There, his new bride had transformed as instinctively as that feline into…

Miles didn’t know quite what.

In the moment, he’d had no time to consider it. He had only reacted, putting himself between Nell and what he’d perceived to be the greater danger. But it was Nell—lovely, elegant Nell, with her pronounced limp and her ridiculously large crinoline—whose reflexes had won the day.

A mechanized sword cane, by God.

Miles flashed it a frowning look as he guided her away from the brothel.
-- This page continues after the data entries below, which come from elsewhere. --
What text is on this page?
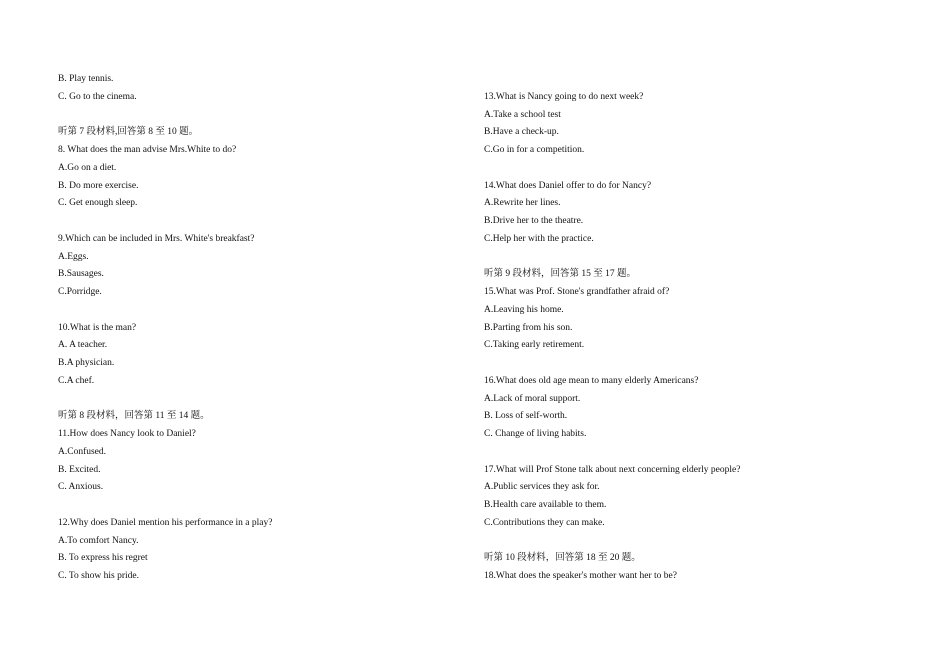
B. Play tennis.
C. Go to the cinema.
听第 7 段材料,回答第 8 至 10 题。
8. What does the man advise Mrs.White to do?
A.Go on a diet.
B. Do more exercise.
C. Get enough sleep.
9.Which can be included in Mrs. White's breakfast?
A.Eggs.
B.Sausages.
C.Porridge.
10.What is the man?
A. A teacher.
B.A physician.
C.A chef.
听第 8 段材料，回答第 11 至 14 题。
11.How does Nancy look to Daniel?
A.Confused.
B. Excited.
C. Anxious.
12.Why does Daniel mention his performance in a play?
A.To comfort Nancy.
B. To express his regret
C. To show his pride.
13.What is Nancy going to do next week?
A.Take a school test
B.Have a check-up.
C.Go in for a competition.
14.What does Daniel offer to do for Nancy?
A.Rewrite her lines.
B.Drive her to the theatre.
C.Help her with the practice.
听第 9 段材料，回答第 15 至 17 题。
15.What was Prof. Stone's grandfather afraid of?
A.Leaving his home.
B.Parting from his son.
C.Taking early retirement.
16.What does old age mean to many elderly Americans?
A.Lack of moral support.
B. Loss of self-worth.
C. Change of living habits.
17.What will Prof Stone talk about next concerning elderly people?
A.Public services they ask for.
B.Health care available to them.
C.Contributions they can make.
听第 10 段材料，回答第 18 至 20 题。
18.What does the speaker's mother want her to be?
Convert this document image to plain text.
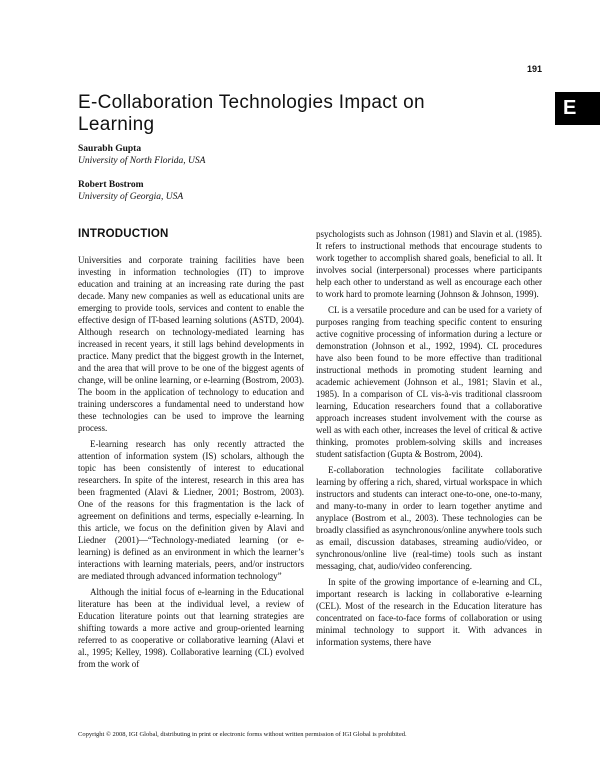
191
E
E-Collaboration Technologies Impact on Learning
Saurabh Gupta
University of North Florida, USA
Robert Bostrom
University of Georgia, USA
INTRODUCTION

Universities and corporate training facilities have been investing in information technologies (IT) to improve education and training at an increasing rate during the past decade. Many new companies as well as educational units are emerging to provide tools, services and content to enable the effective design of IT-based learning solutions (ASTD, 2004). Although research on technology-mediated learning has increased in recent years, it still lags behind developments in practice. Many predict that the biggest growth in the Internet, and the area that will prove to be one of the biggest agents of change, will be online learning, or e-learning (Bostrom, 2003). The boom in the application of technology to education and training underscores a fundamental need to understand how these technologies can be used to improve the learning process.

E-learning research has only recently attracted the attention of information system (IS) scholars, although the topic has been consistently of interest to educational researchers. In spite of the interest, research in this area has been fragmented (Alavi & Liedner, 2001; Bostrom, 2003). One of the reasons for this fragmentation is the lack of agreement on definitions and terms, especially e-learning. In this article, we focus on the definition given by Alavi and Liedner (2001)—“Technology-mediated learning (or e-learning) is defined as an environment in which the learner’s interactions with learning materials, peers, and/or instructors are mediated through advanced information technology”

Although the initial focus of e-learning in the Educational literature has been at the individual level, a review of Education literature points out that learning strategies are shifting towards a more active and group-oriented learning referred to as cooperative or collaborative learning (Alavi et al., 1995; Kelley, 1998). Collaborative learning (CL) evolved from the work of

psychologists such as Johnson (1981) and Slavin et al. (1985). It refers to instructional methods that encourage students to work together to accomplish shared goals, beneficial to all. It involves social (interpersonal) processes where participants help each other to understand as well as encourage each other to work hard to promote learning (Johnson & Johnson, 1999).

CL is a versatile procedure and can be used for a variety of purposes ranging from teaching specific content to ensuring active cognitive processing of information during a lecture or demonstration (Johnson et al., 1992, 1994). CL procedures have also been found to be more effective than traditional instructional methods in promoting student learning and academic achievement (Johnson et al., 1981; Slavin et al., 1985). In a comparison of CL vis-à-vis traditional classroom learning, Education researchers found that a collaborative approach increases student involvement with the course as well as with each other, increases the level of critical & active thinking, promotes problem-solving skills and increases student satisfaction (Gupta & Bostrom, 2004).

E-collaboration technologies facilitate collaborative learning by offering a rich, shared, virtual workspace in which instructors and students can interact one-to-one, one-to-many, and many-to-many in order to learn together anytime and anyplace (Bostrom et al., 2003). These technologies can be broadly classified as asynchronous/online anywhere tools such as email, discussion databases, streaming audio/video, or synchronous/online live (real-time) tools such as instant messaging, chat, audio/video conferencing.

In spite of the growing importance of e-learning and CL, important research is lacking in collaborative e-learning (CEL). Most of the research in the Education literature has concentrated on face-to-face forms of collaboration or using minimal technology to support it. With advances in information systems, there have

Copyright © 2008, IGI Global, distributing in print or electronic forms without written permission of IGI Global is prohibited.
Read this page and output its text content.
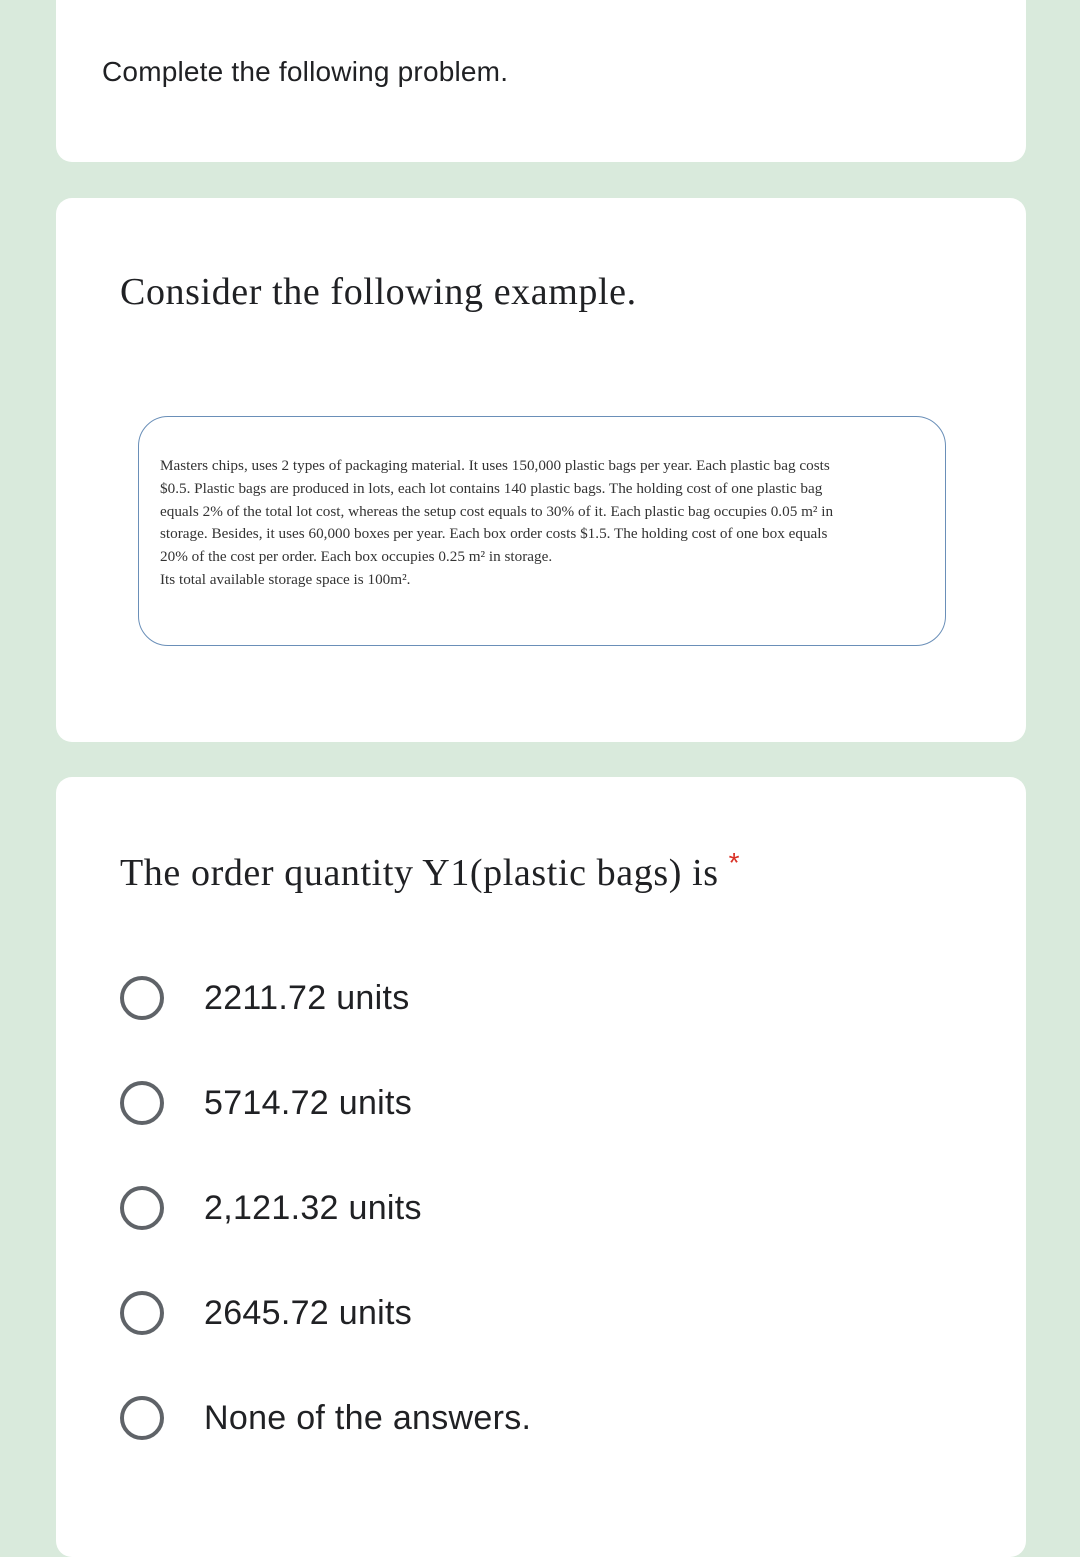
Complete the following problem.
Consider the following example.

Masters chips, uses 2 types of packaging material. It uses 150,000 plastic bags per year. Each plastic bag costs

$0.5. Plastic bags are produced in lots, each lot contains 140 plastic bags. The holding cost of one plastic bag

equals 2% of the total lot cost, whereas the setup cost equals to 30% of it. Each plastic bag occupies 0.05 m² in

storage. Besides, it uses 60,000 boxes per year. Each box order costs $1.5. The holding cost of one box equals

20% of the cost per order. Each box occupies 0.25 m² in storage.

Its total available storage space is 100m².

The order quantity Y1(plastic bags) is *
2211.72 units
5714.72 units
2,121.32 units
2645.72 units
None of the answers.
It appeared no different from any other fashionably made walking stick. But it was different. Unless of course…

“You weren’t bluffing?” he asked her.

“What?” Nell’s gray gaze flashed to his, distracted. “No. Not at all.”

“Then—”

“We are stopping at the Red Lion, I presume?” she interrupted.

His muscles tensed at the prospect. He wasn’t some boorish oaf, unable to admit when a woman had had a stroke of genius. Neither was he a careless idiot who would willingly lead a lady into further danger.

“It was clever of you to ask where they spend their half days off,” he acknowledged. “In other circumstances, we might be able to pursue the lead, but—”

“There won’t be any other circumstances. We have little enough time as it is.” She directed a look behind them. “I pray Mrs. Pritchard hasn’t sent anyone after us.”

Miles fully expected the madam would do just that the moment the shock wore off. He’d been on his guard for it ever since they exited the brothel. “Not yet. Not that I’ve noticed.”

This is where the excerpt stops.